Note: This bug is displayed in read-only format because the product is no longer active in Red Hat Bugzilla.

This project is now read‑only. Starting Monday, February 2, please use https://ibm-ceph.atlassian.net/ for all bug tracking management.

Bug 2130090

Summary:	[cee/sd][cephFS] clients failing to advance oldest client/flush tid
Product:	[Red Hat Storage] Red Hat Ceph Storage	Reporter:	Janmejay Singh <jansingh>
Component:	CephFS	Assignee:	Venky Shankar <vshankar>
Status:	CLOSED DEFERRED	QA Contact:	Hemanth Kumar <hyelloji>
Severity:	urgent	Docs Contact:
Priority:	unspecified
Version:	4.2	CC:	assingh, ceph-eng-bugs, cephqe-warriors, gfarnum, gjose, jcoscia, jcrumple, kjosy, lithomas, mcaldeir, mmuench, peli, rrajaram, rraja, sbaldwin, srengan, vshankar, vumrao
Target Milestone:	---
Target Release:	6.1
Hardware:	x86_64
OS:	Linux
Whiteboard:
Fixed In Version:		Doc Type:	If docs needed, set a value
Doc Text:		Story Points:	---
Clone Of:		Environment:
Last Closed:	2023-02-13 09:28:23 UTC	Type:	Bug
Regression:	---	Mount Type:	---
Documentation:	---	CRM:
Verified Versions:		Category:	---
oVirt Team:	---	RHEL 7.3 requirements from Atomic Host:
Cloudforms Team:	---	Target Upstream Version:
Embargoed:
Bug Depends On:	2134709
Bug Blocks:

Comment 2 Venky Shankar 2022-09-27 09:52:12 UTC

It does look like this warning shows up when the MDS is behind trimming (which also shows up in cluster logs and `ceph status').

Looking into this now...

Comment 3 Venky Shankar 2022-09-27 12:28:02 UTC

The MDS seems to be not trimming client completed requests. For client.10472234, `completed_requests' is 434149 which is exceeding a threashold thereby generating this warning.

I cannot find any MDS log in the sosreport. Could someone point me at it? Also, it would help if mds debug logs (debug_mds = 20 and let capture it for ~5-10 minutes) can be captured and shared. And reset the log level once the logs have been captured.
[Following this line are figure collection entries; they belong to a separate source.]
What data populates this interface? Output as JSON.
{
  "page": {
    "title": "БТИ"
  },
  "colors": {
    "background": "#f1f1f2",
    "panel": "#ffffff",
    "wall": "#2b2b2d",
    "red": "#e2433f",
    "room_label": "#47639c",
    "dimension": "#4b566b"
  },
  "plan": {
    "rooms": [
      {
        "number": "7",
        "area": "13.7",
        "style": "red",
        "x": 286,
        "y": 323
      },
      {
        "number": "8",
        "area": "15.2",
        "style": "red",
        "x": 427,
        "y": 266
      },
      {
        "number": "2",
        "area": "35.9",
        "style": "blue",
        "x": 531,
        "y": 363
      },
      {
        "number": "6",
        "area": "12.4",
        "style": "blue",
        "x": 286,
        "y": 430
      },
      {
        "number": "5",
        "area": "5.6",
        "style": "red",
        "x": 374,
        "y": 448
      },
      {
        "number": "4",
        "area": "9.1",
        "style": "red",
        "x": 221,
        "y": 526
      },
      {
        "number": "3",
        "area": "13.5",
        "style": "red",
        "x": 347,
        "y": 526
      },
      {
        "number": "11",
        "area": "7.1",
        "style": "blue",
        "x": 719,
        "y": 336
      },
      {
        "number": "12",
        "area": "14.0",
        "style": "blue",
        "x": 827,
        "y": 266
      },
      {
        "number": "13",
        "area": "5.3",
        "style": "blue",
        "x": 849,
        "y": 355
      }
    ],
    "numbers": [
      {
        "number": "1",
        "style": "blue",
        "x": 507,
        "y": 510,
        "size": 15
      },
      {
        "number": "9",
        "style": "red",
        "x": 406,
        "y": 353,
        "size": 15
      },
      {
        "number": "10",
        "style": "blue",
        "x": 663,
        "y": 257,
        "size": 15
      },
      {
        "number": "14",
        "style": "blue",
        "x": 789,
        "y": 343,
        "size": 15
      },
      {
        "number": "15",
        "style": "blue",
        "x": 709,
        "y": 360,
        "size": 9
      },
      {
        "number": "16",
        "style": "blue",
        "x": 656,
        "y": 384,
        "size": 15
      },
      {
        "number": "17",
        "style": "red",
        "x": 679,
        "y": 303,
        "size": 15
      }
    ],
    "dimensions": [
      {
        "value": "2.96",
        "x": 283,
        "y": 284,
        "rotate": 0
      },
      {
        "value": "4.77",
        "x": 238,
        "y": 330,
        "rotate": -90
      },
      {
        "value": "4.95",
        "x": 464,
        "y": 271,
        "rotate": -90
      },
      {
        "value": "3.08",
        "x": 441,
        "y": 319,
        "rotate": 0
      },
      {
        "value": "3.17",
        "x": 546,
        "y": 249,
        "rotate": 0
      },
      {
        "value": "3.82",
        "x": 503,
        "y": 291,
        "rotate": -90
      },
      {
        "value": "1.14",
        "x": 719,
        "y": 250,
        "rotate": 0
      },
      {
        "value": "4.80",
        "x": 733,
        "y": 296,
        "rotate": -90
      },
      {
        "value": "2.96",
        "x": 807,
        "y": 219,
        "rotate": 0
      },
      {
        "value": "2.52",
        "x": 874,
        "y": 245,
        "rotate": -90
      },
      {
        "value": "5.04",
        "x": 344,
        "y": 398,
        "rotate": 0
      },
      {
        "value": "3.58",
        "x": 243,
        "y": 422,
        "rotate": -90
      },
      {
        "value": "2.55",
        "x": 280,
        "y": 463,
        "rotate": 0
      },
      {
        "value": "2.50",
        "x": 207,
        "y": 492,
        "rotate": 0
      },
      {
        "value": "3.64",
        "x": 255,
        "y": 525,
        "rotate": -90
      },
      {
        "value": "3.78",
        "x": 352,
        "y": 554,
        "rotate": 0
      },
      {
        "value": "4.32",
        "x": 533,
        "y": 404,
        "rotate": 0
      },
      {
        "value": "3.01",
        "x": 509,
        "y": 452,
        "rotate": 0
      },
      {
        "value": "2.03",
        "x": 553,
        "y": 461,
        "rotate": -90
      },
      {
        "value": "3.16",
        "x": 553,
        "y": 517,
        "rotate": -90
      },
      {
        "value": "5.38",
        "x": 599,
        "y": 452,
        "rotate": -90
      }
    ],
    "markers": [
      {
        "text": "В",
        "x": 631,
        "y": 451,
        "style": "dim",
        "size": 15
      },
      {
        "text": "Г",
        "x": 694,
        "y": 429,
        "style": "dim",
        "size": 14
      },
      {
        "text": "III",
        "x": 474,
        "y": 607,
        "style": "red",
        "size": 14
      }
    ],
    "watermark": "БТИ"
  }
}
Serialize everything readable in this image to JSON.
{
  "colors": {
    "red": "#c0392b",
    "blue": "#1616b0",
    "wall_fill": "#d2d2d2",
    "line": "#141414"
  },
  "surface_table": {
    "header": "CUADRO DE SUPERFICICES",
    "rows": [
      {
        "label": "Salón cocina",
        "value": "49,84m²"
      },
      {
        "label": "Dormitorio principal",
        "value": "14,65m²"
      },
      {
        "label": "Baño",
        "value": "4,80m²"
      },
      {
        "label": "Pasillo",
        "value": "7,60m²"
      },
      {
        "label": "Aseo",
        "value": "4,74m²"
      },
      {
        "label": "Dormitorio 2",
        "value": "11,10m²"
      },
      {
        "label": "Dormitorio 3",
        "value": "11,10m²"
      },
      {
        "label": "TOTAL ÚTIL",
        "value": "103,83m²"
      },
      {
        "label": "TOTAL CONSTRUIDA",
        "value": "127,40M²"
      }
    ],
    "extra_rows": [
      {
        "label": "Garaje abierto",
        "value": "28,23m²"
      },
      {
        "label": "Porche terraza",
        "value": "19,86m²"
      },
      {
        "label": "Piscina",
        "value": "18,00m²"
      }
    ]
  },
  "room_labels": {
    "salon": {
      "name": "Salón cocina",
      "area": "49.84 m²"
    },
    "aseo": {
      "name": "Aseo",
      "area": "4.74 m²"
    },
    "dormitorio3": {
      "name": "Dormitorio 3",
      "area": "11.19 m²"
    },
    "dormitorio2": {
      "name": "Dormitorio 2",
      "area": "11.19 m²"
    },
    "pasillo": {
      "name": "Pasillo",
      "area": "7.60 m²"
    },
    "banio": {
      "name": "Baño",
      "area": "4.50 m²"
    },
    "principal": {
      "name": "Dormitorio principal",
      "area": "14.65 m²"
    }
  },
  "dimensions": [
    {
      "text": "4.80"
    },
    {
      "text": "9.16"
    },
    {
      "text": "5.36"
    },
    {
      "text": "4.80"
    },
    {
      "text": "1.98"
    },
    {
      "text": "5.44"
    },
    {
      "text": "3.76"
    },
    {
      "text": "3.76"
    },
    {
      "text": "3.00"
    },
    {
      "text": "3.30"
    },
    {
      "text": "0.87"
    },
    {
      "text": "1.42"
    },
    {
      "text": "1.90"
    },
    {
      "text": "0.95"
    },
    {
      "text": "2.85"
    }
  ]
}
Comment 21 Greg Farnum 2022-09-29 00:08:31 UTC

It looks like the customer still hasn't prevented the SELinux relabeling from occurring, right?
That's still a good guess for what may be causing issues.

But if not, the other thing we can have them do is get manager logs of the embedded CephFS client (debug_client = 20, debug_ms = 10), and mds logs (debug mds = 20, debug ms = 10), when this incident is happening. (I'm not sure how to get that through OpenShift/Rook). They will be large and this may be intrusive, so we should give Venky a chance to find out more, and see if things improve when they turn off the SELinux relabeling. But at least it sounds like it reliably occurs whenever the manager fails over.